The opposite problem occurs with ultra-subtle wines that won’t assert themselves against the taste of a cigar. Also recommended: red zinfandels, Pinot Noirs, and Spanish and Italian red table wines, which avoid extremes and have a taste strong enough to interact with that of your cigar but not so strong as to dominate it.
Beers might work – if they’re well-made, strong-tasting and dark. Stouts and ales work, especially a chocolate stout with a chocolatey puro cigar.
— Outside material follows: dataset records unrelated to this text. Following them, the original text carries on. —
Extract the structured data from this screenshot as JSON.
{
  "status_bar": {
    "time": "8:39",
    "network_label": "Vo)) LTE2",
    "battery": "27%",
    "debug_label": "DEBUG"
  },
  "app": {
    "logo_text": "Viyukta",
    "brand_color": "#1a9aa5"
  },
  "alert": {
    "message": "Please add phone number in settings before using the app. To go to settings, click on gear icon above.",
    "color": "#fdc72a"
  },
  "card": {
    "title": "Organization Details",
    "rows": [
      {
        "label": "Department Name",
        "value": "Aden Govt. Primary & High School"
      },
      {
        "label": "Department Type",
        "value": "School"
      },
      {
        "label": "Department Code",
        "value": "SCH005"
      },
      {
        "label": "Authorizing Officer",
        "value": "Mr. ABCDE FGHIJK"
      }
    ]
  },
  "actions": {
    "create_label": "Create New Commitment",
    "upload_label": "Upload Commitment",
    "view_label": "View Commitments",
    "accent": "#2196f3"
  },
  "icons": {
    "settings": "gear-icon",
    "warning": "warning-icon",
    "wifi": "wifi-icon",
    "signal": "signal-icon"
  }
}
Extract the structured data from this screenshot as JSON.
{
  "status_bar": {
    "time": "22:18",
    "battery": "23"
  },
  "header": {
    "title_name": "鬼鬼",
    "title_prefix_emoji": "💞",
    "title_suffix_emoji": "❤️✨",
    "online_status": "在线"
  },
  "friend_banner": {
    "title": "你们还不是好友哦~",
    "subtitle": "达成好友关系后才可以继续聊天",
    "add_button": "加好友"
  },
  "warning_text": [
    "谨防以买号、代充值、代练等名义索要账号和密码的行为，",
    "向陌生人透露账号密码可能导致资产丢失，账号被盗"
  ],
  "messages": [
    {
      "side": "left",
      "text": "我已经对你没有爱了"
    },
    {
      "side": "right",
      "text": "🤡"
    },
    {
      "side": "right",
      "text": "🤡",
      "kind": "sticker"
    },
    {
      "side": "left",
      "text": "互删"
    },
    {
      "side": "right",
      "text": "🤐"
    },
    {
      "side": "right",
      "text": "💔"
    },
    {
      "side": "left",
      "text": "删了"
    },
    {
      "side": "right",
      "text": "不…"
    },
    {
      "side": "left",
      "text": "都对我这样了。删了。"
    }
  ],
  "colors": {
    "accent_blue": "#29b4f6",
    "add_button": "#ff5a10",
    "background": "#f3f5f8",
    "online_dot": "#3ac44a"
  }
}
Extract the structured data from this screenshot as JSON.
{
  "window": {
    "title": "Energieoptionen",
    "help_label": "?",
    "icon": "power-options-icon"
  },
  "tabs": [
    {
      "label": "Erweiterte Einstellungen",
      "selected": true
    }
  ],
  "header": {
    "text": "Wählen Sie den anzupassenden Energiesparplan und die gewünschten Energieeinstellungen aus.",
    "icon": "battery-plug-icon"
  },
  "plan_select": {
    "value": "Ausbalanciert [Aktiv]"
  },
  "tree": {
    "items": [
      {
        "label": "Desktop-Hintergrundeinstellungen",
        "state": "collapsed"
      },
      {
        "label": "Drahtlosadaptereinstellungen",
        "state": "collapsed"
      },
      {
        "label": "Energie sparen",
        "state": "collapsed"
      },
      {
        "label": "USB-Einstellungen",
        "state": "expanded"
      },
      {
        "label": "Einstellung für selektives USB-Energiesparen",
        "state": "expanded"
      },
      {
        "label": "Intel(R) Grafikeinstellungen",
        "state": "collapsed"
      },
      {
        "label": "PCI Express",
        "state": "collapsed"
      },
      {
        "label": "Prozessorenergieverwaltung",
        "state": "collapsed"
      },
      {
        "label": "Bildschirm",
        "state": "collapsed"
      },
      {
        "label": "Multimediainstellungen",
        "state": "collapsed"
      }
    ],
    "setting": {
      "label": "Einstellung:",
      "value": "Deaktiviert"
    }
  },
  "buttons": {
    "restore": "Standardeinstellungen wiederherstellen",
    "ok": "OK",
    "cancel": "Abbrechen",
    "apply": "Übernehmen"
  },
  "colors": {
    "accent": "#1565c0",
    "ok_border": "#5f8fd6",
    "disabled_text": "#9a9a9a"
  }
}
As for liquors, try fine malt whiskey. Or consider a coffee-flavored liquer. Best of all, according to some smokers, serve a fine scotch. Single malt scotch comes especially recommended.
Like mixed drinks? Consider trying a White Russian (the Dude’s drink of choice in the slacker classic The Big Lebowski, a movie that might make a nice background entertainment during your party), or a coffee-based mixed drink such as a Mudslide. (Instructions for making these drinks are easily found online.)
A cocktail that some bartenders have specifically chosen to accompany cigars is the stinger, which mixes creme de menthe and brandy. Several New York hot spots serve this cocktail with cigars.
Be creative and have fun! To round things out, try serving a hard cheese as an appetizer. Generally speaking, the stronger and more distinctive the taste, the better it will go with cigars.